作者の思考

底なる玉の加工②

2013年11月27日

姫川で底なる玉を拾い、勾玉制作を依頼した青年が再び出会ったようです。


今回、彼が出会った「奴奈川の底なる玉」、なかなか良いヒスイです。
全体的に落ち着いた緑色に染まっていて、透明度も抜群です。
茶色の石目が多く入っていますが、そこから割れることはありません。
僅かに濃い緑色も入っていて、とても魅力的なヒスイだと思います。

このヒスイでリング(指輪)の制作を受けました。
リング自体の制作は初めてですが、加工自体は神玉制作の行程に含まれている作業なので心配はありませんでした。
機械化すれば楽に作れるのでしょうが、それでは面白くありません。
やはり「手作業を主とした工具」の開発に止め、可能な限り手仕事で仕上げて行きたいです。
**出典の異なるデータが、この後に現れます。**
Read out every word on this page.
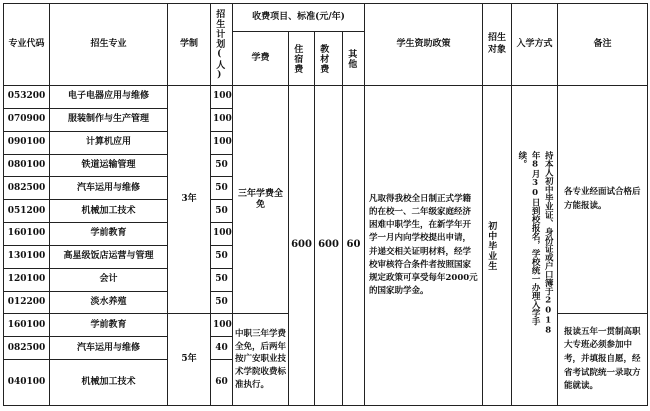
专业代码	招生专业	学制	招生计划(人)	收费项目、标准(元/年)				学生资助政策	招生对象	入学方式	备注
				学费	住宿费	教材费	其他				

053200	电子电器应用与维修	3年	100	三年学费全免	600	600	60	凡取得我校全日制正式学籍的在校一、二年级家庭经济困难中职学生，在新学年开学一月内向学校提出申请，并递交相关证明材料，经学校审核符合条件者按照国家规定政策可享受每年2000元的国家助学金。	初中毕业生	持本人初中毕业证、身份证或户口簿于2018年8月30日到校报名，学校统一办理入学手续。	各专业经面试合格后方能报读。
070900	服装制作与生产管理		100								
090100	计算机应用		100								
080100	铁道运输管理		50								
082500	汽车运用与维修		50								
051200	机械加工技术		50								
160100	学前教育		100								
130100	高星级饭店运营与管理		50								
120100	会计		50								
012200	淡水养殖		50								
160100	学前教育	5年	100	中职三年学费全免，后两年按广安职业技术学院收费标准执行。							报读五年一贯制高职大专班必须参加中考，并填报自愿，经省考试院统一录取方能就读。
082500	汽车运用与维修		40								
040100	机械加工技术		60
まずは茶色の石目の間を取り、9mmくらいのプレートを切り出します。
そのプレートに鮮やかな緑色が入るように、慎重に切断する部分を決めていきます。
光を透して確認したり、表面の発色を見て判断したり、時には勘を頼りに切断します(笑)

今回は判断した通り、ワンポイントに緑色を入れる事が出来ました!
全体的に薄緑に染まっていても、やはり目が覚める緑色があると見栄えが違います。
石目付近に色があった為、少し茶色が入っていますが、逆にそれが大地から芽吹く生命を想わせる景色となりました。


サイズを合わせる為、慎重に内径を回転させながら拡げて行きました。(何度も測りながら)
外径は旋盤のように回転させ、ヤスリを当てながらゆっくりと円にしていきます。
場合によって不純物により硬度が不安定な部分もあるので、力を入れずに少しずつ削っていきます。(けっこう時間がかかる)

曲線をとっているので薄く見えますが、厚さも3mmくらいあって簡単には割れません。
リング幅も多めにしたので、大抵の衝撃には耐えてくれる事でしょう。


透明度が高いので光に透かすと、より鮮やかな緑となって輝きます。
全体も葡萄の果肉のように柔らかく輝き、とても美しいです。
納得のいく作品に仕上がって嬉しい限り、後は青年が気に入ってくれる事を願います。

今回は、自分で身に付ける予定なのだそうです。
自分で出会ったヒスイの品を身に付けて、未来に向けて頑張ってほしいです。


リング制作の行程も確立したので、自主作品として作って行こうかと考えています。
問題はサイズですね…、ガラスの靴のように合った人だけを対象にすれば良いのかも。
とりあえず簡単な加工ではないので、気長にやって行こうと思います。